PANDEMIC'S IMPACT UNCERTAIN

De Clara also said the pandemic, although very significant for energy demand and emissions in the short and medium term, would change little for the overall international policy direction on climate change.

The pandemic has already reduced global emissions in light of a collapse in air travel, road transportation and parts of industry, but it is too early to understand its full implications, he said.

Adding: "In the long term, one key principle is that we have quite a detailed framework [in Europe] and any recovery measures have to be informed in that perspective and aligned to meet those objectives."

"For the EU 2030 targets and 2050 framework, I don't think they are changed by this," he said.

According to Platts Analytics, the pandemic could lead to structural change in industry across the world in addition to its immediate impacts.

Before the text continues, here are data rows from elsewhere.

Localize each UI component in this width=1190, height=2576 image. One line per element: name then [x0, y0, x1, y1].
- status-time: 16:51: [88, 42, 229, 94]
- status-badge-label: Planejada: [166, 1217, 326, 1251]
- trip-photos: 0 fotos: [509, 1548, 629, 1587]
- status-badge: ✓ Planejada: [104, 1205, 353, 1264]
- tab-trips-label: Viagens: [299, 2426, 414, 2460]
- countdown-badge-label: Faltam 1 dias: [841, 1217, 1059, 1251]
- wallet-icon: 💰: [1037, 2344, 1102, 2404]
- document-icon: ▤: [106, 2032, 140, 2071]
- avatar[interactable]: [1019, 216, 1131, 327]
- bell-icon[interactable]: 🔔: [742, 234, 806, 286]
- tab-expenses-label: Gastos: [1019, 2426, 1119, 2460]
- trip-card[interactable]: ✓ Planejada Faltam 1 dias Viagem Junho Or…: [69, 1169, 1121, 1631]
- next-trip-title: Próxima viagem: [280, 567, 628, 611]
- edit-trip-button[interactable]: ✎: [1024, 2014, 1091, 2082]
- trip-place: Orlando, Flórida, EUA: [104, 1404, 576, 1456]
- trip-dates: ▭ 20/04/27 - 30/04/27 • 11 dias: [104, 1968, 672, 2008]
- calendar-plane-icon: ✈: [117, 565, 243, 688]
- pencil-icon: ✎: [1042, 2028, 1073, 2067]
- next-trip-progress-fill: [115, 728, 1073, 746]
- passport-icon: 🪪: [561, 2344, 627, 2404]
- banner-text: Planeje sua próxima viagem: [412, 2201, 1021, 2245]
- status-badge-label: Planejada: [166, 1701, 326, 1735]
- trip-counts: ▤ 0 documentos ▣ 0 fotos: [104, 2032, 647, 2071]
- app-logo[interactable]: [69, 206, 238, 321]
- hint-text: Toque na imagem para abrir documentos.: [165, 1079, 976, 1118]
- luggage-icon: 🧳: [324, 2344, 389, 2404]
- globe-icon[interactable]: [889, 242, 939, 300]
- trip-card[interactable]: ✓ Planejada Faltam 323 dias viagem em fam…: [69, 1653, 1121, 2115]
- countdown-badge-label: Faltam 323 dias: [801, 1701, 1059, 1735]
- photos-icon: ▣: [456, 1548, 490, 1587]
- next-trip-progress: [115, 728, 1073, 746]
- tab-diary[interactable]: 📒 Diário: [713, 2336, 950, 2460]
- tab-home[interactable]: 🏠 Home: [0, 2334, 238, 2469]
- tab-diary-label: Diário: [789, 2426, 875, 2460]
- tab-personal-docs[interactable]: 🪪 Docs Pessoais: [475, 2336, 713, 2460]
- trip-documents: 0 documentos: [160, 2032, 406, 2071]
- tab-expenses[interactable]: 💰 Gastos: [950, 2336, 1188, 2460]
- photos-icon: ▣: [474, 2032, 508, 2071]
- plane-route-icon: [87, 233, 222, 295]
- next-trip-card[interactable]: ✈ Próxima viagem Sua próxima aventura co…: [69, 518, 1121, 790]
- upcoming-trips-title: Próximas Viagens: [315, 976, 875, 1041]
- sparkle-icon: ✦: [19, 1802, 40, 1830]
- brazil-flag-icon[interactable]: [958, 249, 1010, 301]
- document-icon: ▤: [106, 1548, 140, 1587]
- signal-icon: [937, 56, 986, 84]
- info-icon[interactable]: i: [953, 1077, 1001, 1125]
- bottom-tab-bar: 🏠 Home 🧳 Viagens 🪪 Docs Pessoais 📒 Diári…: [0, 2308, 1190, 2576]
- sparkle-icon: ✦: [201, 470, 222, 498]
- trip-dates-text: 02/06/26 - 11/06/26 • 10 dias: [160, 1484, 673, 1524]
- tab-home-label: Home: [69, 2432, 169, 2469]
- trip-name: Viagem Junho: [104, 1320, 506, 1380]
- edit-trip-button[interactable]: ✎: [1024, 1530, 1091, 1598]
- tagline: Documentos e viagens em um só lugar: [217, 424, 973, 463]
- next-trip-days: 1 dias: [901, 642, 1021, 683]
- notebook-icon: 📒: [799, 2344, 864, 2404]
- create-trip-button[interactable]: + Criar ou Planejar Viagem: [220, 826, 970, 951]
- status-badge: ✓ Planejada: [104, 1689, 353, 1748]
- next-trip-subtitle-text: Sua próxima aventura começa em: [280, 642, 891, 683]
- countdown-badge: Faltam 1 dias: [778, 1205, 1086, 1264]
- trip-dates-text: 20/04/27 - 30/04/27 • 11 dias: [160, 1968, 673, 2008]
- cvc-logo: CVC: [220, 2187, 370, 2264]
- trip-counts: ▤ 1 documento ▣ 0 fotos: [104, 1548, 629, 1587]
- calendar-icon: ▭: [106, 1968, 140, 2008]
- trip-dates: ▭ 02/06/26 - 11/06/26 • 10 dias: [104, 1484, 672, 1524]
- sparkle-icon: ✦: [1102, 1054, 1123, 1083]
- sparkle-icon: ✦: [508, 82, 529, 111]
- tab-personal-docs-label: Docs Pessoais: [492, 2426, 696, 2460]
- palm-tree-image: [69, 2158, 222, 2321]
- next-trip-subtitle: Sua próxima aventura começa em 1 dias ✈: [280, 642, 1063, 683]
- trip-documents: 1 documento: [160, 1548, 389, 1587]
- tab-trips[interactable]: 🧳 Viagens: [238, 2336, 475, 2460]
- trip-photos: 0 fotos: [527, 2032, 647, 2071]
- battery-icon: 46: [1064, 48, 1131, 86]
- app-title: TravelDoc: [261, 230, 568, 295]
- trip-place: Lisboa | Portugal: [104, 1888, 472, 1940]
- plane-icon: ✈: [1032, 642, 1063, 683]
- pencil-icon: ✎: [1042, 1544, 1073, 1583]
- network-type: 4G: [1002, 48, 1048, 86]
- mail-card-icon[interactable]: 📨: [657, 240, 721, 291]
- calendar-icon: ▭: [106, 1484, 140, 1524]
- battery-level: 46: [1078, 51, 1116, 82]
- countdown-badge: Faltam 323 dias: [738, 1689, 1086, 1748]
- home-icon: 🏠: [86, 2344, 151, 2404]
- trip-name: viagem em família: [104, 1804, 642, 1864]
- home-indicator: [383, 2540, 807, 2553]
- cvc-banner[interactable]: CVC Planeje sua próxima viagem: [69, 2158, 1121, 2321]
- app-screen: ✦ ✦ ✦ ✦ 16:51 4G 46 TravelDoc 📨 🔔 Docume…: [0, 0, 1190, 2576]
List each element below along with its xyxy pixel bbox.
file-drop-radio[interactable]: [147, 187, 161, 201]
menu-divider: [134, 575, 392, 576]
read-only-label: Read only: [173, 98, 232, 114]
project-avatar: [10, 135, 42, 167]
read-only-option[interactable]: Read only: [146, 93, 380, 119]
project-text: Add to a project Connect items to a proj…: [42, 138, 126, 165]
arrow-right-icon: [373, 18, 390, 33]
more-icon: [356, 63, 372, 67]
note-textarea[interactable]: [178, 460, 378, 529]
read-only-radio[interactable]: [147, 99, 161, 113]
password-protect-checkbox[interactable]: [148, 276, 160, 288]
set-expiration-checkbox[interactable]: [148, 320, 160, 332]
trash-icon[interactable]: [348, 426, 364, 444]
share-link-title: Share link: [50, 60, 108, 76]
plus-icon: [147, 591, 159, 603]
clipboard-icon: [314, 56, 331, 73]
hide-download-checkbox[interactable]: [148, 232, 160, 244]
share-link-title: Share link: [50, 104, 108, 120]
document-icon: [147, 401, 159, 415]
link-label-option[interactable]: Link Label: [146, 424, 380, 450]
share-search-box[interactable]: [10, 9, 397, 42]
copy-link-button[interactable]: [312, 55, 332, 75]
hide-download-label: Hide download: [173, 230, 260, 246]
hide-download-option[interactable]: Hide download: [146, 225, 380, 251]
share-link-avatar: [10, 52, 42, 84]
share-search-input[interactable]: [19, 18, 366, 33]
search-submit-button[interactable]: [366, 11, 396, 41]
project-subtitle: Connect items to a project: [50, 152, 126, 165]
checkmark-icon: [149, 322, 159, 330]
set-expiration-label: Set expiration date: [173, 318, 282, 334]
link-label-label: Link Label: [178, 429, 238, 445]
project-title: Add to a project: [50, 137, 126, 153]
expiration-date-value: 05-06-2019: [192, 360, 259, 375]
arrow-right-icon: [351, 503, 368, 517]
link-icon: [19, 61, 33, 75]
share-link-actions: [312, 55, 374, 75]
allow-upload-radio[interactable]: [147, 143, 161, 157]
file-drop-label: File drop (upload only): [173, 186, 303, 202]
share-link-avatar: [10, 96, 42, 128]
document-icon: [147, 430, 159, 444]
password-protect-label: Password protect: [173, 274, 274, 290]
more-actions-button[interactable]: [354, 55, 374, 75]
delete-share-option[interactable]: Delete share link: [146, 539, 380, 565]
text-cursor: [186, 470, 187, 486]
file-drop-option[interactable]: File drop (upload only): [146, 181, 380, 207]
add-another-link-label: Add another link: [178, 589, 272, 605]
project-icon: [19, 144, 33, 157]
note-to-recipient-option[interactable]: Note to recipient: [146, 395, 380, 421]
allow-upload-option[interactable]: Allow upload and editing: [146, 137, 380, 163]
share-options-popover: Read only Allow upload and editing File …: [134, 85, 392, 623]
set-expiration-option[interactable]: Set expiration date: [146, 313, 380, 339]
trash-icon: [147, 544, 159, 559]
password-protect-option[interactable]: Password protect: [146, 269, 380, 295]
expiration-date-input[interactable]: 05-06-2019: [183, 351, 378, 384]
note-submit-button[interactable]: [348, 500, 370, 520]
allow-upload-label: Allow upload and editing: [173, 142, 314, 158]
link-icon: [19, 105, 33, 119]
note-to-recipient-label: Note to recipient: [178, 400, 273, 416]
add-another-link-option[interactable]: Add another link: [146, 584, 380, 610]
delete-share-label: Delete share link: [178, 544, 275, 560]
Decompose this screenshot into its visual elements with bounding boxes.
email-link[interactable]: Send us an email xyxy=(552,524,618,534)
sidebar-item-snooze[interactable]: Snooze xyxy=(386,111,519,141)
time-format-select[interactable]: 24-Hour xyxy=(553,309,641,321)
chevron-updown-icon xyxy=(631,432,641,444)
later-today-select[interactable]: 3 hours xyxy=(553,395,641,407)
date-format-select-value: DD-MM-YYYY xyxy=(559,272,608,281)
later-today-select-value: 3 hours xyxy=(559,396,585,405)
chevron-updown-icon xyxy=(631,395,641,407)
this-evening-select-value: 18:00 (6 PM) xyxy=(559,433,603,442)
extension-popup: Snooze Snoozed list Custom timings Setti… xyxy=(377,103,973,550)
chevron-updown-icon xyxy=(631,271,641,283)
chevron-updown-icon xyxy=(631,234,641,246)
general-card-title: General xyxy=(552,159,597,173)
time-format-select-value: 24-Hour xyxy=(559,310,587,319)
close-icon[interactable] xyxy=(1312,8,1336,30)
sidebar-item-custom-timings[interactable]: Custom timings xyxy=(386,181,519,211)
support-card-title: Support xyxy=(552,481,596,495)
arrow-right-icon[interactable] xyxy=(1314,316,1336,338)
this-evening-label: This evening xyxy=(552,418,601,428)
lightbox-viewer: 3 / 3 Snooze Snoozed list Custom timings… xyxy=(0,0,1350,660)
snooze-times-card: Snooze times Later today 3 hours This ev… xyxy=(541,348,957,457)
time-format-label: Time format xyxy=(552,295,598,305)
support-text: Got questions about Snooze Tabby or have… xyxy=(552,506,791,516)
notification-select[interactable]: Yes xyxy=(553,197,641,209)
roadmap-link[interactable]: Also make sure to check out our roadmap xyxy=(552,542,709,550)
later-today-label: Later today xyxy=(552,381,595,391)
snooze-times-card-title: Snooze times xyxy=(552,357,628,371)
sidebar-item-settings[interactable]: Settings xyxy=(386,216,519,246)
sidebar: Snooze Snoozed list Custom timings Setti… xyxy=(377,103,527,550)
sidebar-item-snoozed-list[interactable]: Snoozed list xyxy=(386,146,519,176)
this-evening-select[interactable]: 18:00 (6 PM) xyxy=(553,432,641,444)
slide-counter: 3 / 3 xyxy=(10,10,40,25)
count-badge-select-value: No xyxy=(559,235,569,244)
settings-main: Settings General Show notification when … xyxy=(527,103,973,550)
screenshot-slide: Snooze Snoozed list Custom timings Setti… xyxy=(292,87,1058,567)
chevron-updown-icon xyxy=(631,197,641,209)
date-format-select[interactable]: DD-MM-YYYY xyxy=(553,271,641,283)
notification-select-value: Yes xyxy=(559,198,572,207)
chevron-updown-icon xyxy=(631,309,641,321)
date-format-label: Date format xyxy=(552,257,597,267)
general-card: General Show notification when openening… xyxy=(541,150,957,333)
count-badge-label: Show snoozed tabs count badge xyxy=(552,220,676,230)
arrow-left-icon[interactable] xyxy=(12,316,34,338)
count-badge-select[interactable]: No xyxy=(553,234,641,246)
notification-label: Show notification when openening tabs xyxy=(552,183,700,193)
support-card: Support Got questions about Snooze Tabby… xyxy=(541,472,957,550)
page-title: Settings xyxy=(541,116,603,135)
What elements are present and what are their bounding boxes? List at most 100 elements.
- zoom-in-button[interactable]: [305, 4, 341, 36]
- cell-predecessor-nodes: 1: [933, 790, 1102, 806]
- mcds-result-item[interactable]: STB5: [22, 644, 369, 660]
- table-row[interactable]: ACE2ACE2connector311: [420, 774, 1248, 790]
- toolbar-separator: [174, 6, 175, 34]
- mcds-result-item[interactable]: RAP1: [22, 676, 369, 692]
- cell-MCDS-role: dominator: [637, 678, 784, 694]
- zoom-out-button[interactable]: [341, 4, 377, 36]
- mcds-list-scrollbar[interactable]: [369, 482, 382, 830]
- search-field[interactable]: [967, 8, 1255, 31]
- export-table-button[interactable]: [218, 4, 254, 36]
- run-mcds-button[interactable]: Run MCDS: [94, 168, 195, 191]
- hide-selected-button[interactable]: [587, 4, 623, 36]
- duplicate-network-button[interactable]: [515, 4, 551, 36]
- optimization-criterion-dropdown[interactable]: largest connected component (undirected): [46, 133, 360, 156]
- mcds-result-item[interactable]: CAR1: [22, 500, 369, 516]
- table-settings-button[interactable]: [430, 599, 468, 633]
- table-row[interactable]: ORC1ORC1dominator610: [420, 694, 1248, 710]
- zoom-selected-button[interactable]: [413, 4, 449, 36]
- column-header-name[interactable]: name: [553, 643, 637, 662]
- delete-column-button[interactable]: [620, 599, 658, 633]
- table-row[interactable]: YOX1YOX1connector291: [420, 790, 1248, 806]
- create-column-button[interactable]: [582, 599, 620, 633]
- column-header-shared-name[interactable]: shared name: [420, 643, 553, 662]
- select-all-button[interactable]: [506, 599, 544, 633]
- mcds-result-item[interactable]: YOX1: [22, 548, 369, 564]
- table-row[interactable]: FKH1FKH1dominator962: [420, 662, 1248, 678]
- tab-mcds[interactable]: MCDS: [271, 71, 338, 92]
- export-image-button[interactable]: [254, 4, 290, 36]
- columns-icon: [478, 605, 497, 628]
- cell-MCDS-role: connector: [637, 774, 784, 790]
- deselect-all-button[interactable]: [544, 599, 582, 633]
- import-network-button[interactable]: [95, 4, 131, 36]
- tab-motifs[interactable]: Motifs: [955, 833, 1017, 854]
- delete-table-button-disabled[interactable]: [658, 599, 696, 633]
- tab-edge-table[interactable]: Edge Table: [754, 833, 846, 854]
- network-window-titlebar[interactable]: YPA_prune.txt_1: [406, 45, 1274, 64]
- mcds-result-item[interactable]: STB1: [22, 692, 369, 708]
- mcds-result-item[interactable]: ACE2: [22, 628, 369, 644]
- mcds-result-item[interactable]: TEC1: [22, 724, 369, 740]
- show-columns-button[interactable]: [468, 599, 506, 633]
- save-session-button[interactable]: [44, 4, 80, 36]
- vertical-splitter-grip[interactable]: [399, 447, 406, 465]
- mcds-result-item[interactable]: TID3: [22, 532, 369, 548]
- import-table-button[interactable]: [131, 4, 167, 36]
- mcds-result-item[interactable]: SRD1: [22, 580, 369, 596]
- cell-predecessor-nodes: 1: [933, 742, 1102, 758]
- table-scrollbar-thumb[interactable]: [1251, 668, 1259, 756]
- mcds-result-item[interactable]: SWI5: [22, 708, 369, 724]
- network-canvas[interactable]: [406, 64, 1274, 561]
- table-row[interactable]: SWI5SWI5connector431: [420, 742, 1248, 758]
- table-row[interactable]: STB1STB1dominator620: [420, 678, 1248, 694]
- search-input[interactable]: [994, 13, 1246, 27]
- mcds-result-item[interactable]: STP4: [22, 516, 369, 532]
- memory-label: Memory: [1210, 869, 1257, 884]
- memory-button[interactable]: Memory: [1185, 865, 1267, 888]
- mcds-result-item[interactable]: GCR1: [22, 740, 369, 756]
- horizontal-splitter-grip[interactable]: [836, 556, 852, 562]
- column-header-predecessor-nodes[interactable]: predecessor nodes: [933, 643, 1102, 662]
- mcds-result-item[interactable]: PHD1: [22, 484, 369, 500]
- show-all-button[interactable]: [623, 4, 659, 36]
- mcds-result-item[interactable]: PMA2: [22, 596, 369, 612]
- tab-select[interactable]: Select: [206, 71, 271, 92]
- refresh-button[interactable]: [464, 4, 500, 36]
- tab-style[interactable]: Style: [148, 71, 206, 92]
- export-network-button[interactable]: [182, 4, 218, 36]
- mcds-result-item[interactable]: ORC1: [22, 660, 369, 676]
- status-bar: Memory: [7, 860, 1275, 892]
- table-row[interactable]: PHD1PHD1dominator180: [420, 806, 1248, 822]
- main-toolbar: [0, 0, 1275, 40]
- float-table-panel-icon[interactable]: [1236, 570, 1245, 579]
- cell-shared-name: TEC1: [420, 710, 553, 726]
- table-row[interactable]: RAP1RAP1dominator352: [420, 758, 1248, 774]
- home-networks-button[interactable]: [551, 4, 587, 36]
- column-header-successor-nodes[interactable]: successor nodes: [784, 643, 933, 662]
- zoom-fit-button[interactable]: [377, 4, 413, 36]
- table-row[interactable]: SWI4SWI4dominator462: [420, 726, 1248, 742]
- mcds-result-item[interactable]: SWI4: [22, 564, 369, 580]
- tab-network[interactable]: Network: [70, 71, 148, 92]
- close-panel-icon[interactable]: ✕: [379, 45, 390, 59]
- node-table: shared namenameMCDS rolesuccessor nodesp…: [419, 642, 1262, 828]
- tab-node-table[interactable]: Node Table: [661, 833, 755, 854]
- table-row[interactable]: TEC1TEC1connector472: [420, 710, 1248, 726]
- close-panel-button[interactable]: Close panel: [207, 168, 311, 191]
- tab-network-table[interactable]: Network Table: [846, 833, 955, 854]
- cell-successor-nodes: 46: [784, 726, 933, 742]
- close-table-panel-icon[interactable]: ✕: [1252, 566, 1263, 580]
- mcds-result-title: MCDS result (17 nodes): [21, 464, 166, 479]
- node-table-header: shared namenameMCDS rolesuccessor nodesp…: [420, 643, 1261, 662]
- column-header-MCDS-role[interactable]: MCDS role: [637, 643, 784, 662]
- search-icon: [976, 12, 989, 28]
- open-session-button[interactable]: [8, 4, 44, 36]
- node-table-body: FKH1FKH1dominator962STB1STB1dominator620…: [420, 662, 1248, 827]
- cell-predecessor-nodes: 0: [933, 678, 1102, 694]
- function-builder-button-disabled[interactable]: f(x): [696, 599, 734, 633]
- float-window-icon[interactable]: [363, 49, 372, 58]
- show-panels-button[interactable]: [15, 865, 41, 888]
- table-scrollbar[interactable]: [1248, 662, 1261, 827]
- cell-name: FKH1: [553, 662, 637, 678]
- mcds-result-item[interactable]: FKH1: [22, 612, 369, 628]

"Platts Analytics is expecting global GHG emissions to decline in 2020 as a result of the coronavirus and the lockdown measures," said Jeff Berman, director of emissions and clean energy.

"While a rebound in emissions during 2021 is possible, our March 24 Scenario Planning Service report also discussed how the pandemic could also lead to more structural changes in transportation, consumption habits – and therefore long-term emissions trajectories," he said Monday.

Moreover, an international carbon market developed under Article 6 can clearly be a useful tool for achieving emissions reductions and encouraging low-carbon investment, Berman said.

"However, there is no enforcement mechanism in the Paris Agreement, and so an Article 6 market will still need to be supported by firm national commitments and policies," he said.